Manganui Gorge & Misty Taranaki

Last toilet call (skifield)

Last preparations

The Mt Egmont Alpine Club Open Climb on the 4th February 2012 began early in the morning (6am) with people again encouraged to head up to the Manganui Skifield before diving into groups (around 7am). A reasonable amount of mist is often nicer to climb in than a blaring hot sun, and so this was a fairly uneventful climb. This time I took the Panasonic Lumix for less weight but I didn't really get any supa-dupa photos.

There was a break on the way down for me to catch this shot of Te Aroha, but then the mist closed in again

Te Aroha Hohaia and friend

Looked like a tent in the mist

But it was just a rock

I was asked to see some injured climbers but there was nothing serious that better preparation couldn't have prevented.
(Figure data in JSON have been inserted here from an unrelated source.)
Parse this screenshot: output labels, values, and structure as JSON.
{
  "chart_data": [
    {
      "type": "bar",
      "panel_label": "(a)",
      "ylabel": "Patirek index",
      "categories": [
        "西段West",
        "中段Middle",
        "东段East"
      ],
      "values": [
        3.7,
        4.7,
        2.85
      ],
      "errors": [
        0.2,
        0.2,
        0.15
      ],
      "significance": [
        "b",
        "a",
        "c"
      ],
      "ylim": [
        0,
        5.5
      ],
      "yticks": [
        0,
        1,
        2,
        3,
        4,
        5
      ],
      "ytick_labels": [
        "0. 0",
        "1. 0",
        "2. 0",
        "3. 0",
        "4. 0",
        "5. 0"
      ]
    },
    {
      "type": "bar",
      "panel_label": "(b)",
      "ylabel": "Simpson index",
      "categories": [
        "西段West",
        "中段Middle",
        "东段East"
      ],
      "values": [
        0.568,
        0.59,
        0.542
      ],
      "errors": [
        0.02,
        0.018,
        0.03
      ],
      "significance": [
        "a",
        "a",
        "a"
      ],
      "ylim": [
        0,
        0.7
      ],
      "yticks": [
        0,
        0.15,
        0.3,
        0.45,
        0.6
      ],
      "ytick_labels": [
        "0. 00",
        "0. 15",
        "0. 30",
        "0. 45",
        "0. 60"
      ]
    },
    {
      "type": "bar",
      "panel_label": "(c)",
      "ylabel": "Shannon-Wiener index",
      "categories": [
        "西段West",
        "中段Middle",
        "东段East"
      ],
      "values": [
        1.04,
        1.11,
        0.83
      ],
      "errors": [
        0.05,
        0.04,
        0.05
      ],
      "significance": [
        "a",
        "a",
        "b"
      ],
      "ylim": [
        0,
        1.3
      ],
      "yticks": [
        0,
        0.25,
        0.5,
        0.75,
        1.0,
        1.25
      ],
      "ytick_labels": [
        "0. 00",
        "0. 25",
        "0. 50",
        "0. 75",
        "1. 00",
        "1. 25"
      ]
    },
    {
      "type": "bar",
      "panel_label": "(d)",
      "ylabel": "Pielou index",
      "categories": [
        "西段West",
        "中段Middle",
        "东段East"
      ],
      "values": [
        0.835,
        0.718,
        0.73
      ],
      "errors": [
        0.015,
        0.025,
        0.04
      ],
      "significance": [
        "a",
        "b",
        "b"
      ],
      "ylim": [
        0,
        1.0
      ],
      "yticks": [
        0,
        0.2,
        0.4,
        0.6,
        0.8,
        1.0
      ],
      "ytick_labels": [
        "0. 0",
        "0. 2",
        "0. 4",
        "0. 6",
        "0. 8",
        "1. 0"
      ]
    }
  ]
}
However I did manage to identify and resolve some important mountaineering issues:-

  • It is claimed that pickle juice is good for cramps, and as I usually get some near the summit I did some experiments and established that:
    1. Apple Cider was way too acidic and so didn't really work as it burns the gullet too much long before it can inhibit cramps.
    2. Pickle Onion Juice worked within 30 seconds (so, far better than the homeopathic mix which I tried on Fantham's peak without success - that predictably took the same time to work as just resting).
    3. Passive stretching (someone else lifting the leg) works within 20 seconds, but active stretching just cramps the opposing muscle).
  • Walkie-talkie Radios can be blocked by massive rock cliffs.
  • Smart phones work well on the mountain but one needs fingerless gloves to "swipe" (or remove the glove!).
  • Training should involve downhill as much as uphill work as most injuries seem to occur when people are going down.